Simple ways of showing gratitude are through meal blessings and bedtime verses or prayers.  At LifeWays, we sing a blessing before the meal, and after the meal, we bless the good food that filled our bellies, we bless the hands that prepared our delicious meal, we are thankful for the cool water and milk, and we are grateful for our good friends to share it with.  We then sing, “Thank you for our meal…thank you for our meal.”  We show gratitude by acknowledging and thanking someone for a good deed done or when we receive a gift.  Offering a lap, a hug, a hand to hold, a tissue, or the time, space and quiet presence to allow a little one to cry because they miss their mommy or daddy or offering comfort, an apology and a Band-Aid or Boo-Boo Bunny when a child gets hurt are gifts and are ways of planting seeds of compassion and kindness within him/her.

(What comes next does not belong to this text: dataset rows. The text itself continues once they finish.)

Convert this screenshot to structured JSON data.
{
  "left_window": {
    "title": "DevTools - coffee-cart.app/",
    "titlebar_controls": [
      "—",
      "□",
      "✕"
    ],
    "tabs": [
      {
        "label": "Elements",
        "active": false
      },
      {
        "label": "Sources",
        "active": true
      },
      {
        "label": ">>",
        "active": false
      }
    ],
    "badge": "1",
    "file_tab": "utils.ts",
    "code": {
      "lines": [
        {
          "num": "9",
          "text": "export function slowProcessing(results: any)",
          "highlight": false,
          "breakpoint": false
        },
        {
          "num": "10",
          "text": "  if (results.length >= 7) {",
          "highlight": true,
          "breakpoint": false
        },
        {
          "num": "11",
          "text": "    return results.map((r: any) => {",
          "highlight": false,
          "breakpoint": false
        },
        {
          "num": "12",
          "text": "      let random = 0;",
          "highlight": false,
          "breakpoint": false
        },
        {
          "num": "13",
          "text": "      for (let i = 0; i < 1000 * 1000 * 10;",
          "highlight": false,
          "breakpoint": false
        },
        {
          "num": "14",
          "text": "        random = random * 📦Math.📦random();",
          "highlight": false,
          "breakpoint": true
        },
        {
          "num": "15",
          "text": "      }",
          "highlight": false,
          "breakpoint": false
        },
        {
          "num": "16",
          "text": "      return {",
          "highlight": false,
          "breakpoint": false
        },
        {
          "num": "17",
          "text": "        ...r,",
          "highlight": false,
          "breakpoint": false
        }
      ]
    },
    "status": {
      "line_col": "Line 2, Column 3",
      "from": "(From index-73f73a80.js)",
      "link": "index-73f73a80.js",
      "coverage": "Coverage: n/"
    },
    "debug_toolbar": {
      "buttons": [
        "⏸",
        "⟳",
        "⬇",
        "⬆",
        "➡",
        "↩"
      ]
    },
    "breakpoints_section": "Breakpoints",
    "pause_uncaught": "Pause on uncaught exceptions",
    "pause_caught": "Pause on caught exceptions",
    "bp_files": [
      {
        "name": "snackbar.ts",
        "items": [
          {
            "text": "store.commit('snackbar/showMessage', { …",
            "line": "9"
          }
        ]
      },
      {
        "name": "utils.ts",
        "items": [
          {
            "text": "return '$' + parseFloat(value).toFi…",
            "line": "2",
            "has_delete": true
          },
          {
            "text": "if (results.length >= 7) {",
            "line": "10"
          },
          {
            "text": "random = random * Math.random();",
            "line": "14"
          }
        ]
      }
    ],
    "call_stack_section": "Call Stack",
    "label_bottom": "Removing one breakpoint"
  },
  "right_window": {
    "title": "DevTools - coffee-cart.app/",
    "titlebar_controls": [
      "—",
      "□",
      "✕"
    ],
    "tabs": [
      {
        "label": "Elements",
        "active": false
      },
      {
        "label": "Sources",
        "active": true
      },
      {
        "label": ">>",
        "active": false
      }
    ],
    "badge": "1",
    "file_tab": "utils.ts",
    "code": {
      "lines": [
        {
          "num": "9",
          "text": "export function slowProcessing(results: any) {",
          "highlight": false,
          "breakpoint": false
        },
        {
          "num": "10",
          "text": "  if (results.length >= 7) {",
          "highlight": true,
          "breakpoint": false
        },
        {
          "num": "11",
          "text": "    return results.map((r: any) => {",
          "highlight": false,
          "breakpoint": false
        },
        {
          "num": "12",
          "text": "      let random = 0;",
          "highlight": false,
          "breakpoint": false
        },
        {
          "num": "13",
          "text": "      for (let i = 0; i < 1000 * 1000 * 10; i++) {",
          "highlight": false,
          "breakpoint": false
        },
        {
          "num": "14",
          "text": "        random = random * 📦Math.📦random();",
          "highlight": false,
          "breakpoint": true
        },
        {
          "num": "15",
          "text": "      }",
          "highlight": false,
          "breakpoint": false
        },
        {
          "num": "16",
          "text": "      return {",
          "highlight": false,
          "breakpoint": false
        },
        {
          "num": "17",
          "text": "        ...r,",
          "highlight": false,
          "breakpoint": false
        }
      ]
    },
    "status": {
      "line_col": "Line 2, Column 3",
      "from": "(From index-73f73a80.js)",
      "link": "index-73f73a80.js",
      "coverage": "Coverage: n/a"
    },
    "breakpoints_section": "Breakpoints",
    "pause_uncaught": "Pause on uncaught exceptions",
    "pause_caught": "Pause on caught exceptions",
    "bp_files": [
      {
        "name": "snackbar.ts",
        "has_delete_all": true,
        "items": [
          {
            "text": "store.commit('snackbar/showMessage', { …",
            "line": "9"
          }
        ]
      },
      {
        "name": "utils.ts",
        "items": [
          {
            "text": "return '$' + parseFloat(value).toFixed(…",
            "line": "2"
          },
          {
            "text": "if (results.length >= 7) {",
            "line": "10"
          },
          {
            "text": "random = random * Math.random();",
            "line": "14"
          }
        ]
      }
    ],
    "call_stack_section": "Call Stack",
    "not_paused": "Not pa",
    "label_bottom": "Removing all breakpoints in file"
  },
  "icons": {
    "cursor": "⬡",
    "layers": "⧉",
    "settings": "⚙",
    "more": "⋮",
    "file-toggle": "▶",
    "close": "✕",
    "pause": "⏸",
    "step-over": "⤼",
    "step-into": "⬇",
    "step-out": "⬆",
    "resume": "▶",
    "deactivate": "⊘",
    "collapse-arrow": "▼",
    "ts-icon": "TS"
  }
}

When we are reverent, when we honor and respect the divine in all things by being generous, forgiving, full of wonder and awe, and providing simple, meaningful rituals, we are nourishing our children’s souls as well as our own.  Rabbi Harold Kushner (Why Bad Things Happen to Good People) wrote,
“It was said of the last quarter of the 20th century, and will likely be said of the first decade of the 21st, that it was a wonderful time to build computers, but a challenging time to write poetry.  Our children will grow up comfortable with technology and mechanical things.  They will probably grow up with a consumer mentality, thanks to all the advertising to which they are exposed.  But they may grow up with an important part of their souls undeveloped.
It will take extra effort on our part to raise children fluent in the language of spirituality-children who will be comfortable praying when they are anxious or grateful, capable of forgiving when they have been hurt, generous in the face of need, aware of the beauty of nature and of poetry.  We cannot depend on society to teach them those graces, but there are things we can do to nourish our children’s souls.  The effort will be worth it.  We can give our children no greater gift.”